Greetings from New Orleans, Day Three

We started the day Thursday driving out of the city past famous above-ground cemeteries to Destrehan Plantation, the 1787 manor on the Mississippi River that produced indigo, then sugar, then served as a refinery for Amoco before the manor house, slave cabins, and some of the other buildings were restored. The plantation has an 1804 document signed by Thomas Jefferson that appointed Jean Noel Destrehan to the council that governed the Louisiana Territory, plus reproductions of the papers that transferred the Louisiana Purchase from Spain to France to the United States. There's a tour of the home describing the lives of the plantation owners and their slaves, plus an outdoor demonstration of how sugar was refined there. It was beastly hot once outside the climate-controlled mansion, but we got to see dragonflies, lizards, and various birds that live along the Mississippi, including a flock of egrets.

We had a small lunch so that after stopping in a couple of stores, we could have beignets at Cafe du Monde. I think older son ate five of them. We walked to the Voodoo Museum and Voodoo Spiritual Temple, both off Dumaine, plus we visited the French Market and the Jazz National Historical Park, where two rangers were giving a terrific demonstration of the range of music developed and played in New Orleans, primarily blues and second-line funeral spirituals. We had dinner at Café Beignet, as much because the live jazz band Steamboat Willie plays at the Music Legends Park location on Bourbon Street as for the food (more gumbo, jambalaya, muffaletta, and fresh-squeezed lemonade, plus Paul stopped for a hand grenade at Tropical Isle because we figured we had to have that or a hurricane). I know a lot of people find the French Quarter loud and tacky these days but I really love it -- I adored standing on a corner at the start of a thunderstorm with live jazz behind me, live zydeco across one street and live blues-rock across another, watching people dancing to different rhythms.

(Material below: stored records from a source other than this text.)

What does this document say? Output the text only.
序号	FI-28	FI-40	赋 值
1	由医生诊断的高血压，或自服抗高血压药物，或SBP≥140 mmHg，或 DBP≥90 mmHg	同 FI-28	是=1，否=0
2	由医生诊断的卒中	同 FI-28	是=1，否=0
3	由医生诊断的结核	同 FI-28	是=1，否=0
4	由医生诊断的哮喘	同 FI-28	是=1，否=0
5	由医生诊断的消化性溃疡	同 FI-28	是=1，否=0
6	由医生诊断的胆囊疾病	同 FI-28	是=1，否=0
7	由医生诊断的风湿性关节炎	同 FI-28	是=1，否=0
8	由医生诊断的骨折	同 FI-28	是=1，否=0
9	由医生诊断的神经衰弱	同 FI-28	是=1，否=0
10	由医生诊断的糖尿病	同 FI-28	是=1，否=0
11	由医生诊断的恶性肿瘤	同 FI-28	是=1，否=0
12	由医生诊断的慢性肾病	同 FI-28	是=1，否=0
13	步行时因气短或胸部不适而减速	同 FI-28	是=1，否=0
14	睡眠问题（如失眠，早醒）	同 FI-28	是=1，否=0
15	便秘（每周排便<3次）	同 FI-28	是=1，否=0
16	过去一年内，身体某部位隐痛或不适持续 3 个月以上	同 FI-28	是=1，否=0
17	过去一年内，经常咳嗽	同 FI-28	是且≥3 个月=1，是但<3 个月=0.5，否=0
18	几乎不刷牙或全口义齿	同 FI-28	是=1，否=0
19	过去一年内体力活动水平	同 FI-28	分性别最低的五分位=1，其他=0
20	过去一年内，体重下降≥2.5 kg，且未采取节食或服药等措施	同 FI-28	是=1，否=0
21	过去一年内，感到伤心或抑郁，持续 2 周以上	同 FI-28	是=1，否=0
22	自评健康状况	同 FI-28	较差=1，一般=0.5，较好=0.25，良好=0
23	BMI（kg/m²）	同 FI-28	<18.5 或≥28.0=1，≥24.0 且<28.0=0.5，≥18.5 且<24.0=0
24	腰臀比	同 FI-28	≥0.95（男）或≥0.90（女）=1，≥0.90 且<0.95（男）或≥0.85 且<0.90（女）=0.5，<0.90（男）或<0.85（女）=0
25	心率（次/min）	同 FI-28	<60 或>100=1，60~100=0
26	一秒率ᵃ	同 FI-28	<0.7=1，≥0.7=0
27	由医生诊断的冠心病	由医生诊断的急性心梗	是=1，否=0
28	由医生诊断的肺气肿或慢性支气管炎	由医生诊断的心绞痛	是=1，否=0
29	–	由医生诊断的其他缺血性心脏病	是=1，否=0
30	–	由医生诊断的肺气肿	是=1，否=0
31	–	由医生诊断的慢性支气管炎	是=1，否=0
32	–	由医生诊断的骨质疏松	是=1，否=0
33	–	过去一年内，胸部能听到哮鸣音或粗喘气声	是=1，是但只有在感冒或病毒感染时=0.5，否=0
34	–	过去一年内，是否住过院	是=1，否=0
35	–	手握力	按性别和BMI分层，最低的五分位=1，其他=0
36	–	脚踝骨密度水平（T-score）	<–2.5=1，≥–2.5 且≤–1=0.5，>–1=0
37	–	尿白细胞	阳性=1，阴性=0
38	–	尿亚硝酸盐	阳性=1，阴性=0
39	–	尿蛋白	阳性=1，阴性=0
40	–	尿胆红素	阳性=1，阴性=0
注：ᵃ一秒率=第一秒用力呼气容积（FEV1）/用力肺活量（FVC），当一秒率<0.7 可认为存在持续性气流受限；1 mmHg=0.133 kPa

A massive, nearly 200-year-old live oak tree draped with Spanish moss in front of the manor at Destrehan Plantation.

Here are Daniel and Adam in front of the manor house, which served as a home for oil executives and then for vagrants before Amoco turned it over to a volunteer group committed to its restoration.

Visitors to Cafe du Monde on Decatur Street enjoying beignets and iced coffee in the heat.

The best national park ranger show I have ever seen -- live music at the New Orleans Jazz National Historical Park.

The Joan of Arc statue in the French Market, America's oldest city market, is a copy of an 1880 Emmanuel Fremiet statue from the Place des Pyramides, Paris.

Marie Laveau, Priestess Miriam and others appear in photographs over an altar in the Voodoo Spiritual Temple on Rampart Street.

Daniel and Adam at the entrance to Music Legends Park, with Cafe Beignet in the background.

Steamboat Willie playing jazz in the park. We only heard part of a set because of an evening thunderstorm, but it had cooled off -- plus there were spraying fans -- so it was very enjoyable, particularly with gumbo.

On Friday, sadly, we are leaving New Orleans, though we are going on a swamp tour before we head back into Alabama.